The Matrix’in yıldızı Carrie-Anne Moss önemli rollerden birinde. Dizilerde görmeye alışık olduğumuz köpekbalığı avukatlardan. House of Cards’taki Robin Wright performansına fazlasıyla benzeyen bir duruşu olduğundan pek ilgi çekici değil. Şehrin en ünlü avukatlarından biri o ve orta yaşlı bakımsız doktor eşiyle, genç ve seksi sekreterinin diğer köşeleri oluşturduğu lezbiyen aşk üçgeninin parçası. Karakterin JJ ile ilişkisinin yeterince derinleştirilemediği kanısındayım. Aslında bu tüm dizinin sorunu. Karakterler son bir iki bölüme kadar sadece onlara ihtiyaç duyulduğunda ortaya çıkıp, görevlerini tamamlayarak yok oluyorlar. Bu nedenle JJ dışında kimseyle bağ kuramıyoruz, üç boyutlu göremiyoruz onları.

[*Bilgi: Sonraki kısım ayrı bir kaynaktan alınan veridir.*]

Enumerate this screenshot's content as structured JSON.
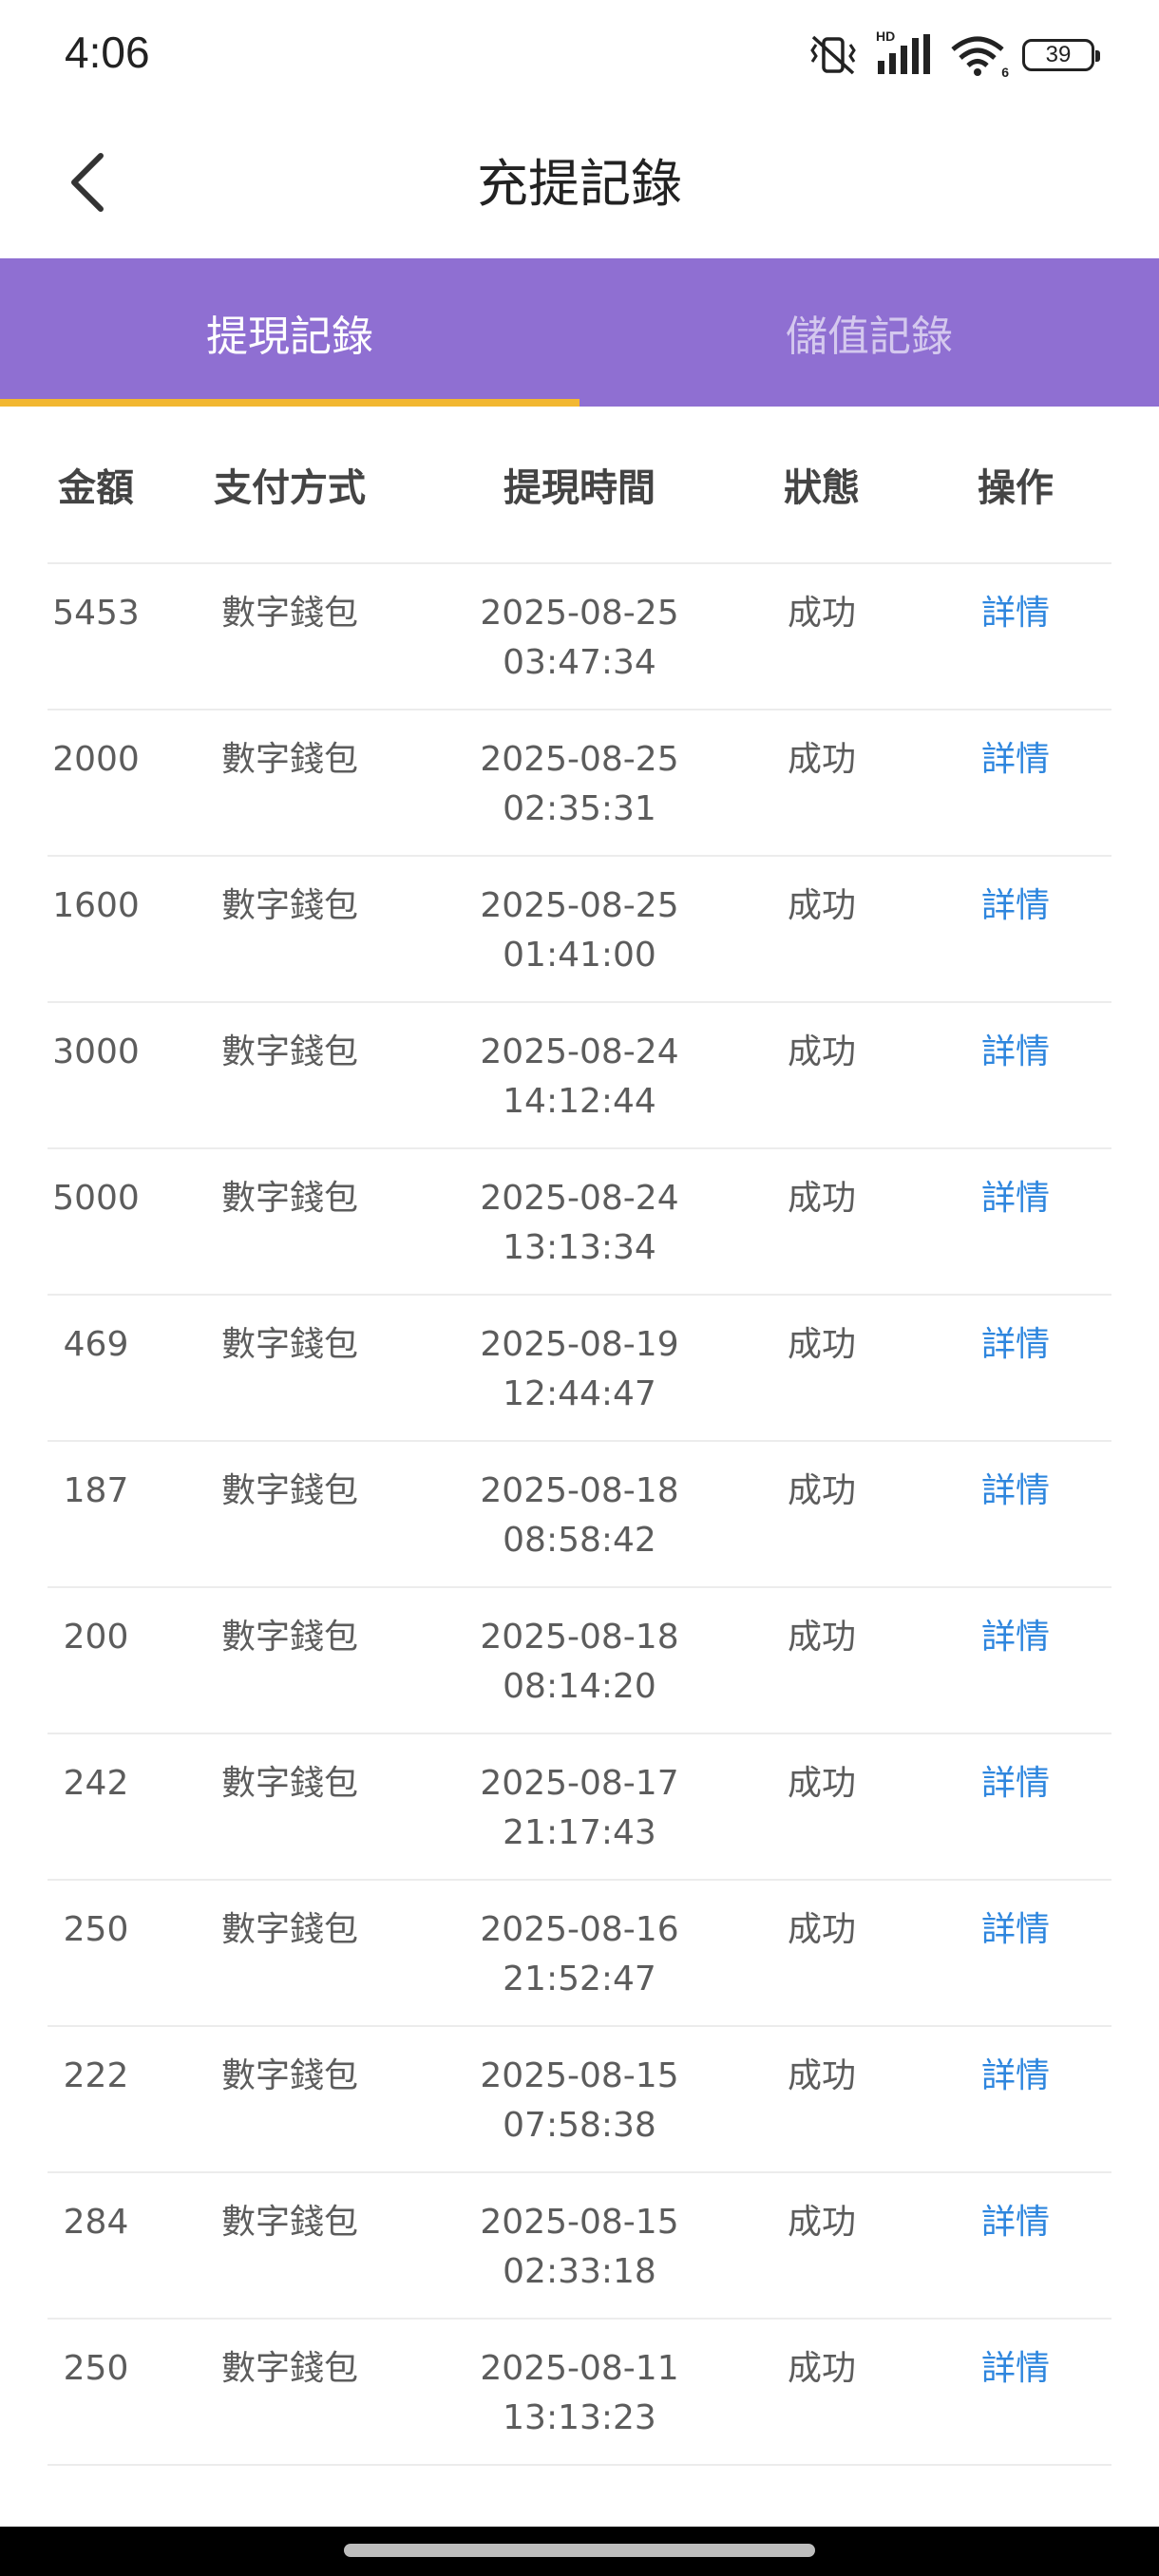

Jessica Jones’un ana entrikası ve korkulacak şeyi zihin kontrolü. Kimin iyi kimin kötü olduğu her zaman soru işareti. Kilgrave ağzını açtığı anda herkes her dediğini yapıyor. Ürkütücü bir süper güç. İngiliz beyefendisi tavırlarıyla David Tennant rolde başarılı. Ne var ki Daredevil’in kötü adamı hala zihinlerde tazeyken, etkilenmek zor. Jessica Jones FOX dizisi olsa kabul edilebilecek vasatlıkların göze batma sebebi de bu belki. Netflix eli Sense8, House of Cards, Daredevil gibi dizilerle o kadar artırdı ki; izleyici olarak şımarmış olabiliriz. Tüm sezon boyunca izleyiciyi rölantide tutup, hayalleri birer birer yıkan bir dizi Jessica Jones.
Not: Mike Colter’ın canlandırdığı Luke Cage karakterinin kendi dizisi ve Daredevil, Luke Cage, Jessica Jones’un bir arada olduğu The Defenders yolda.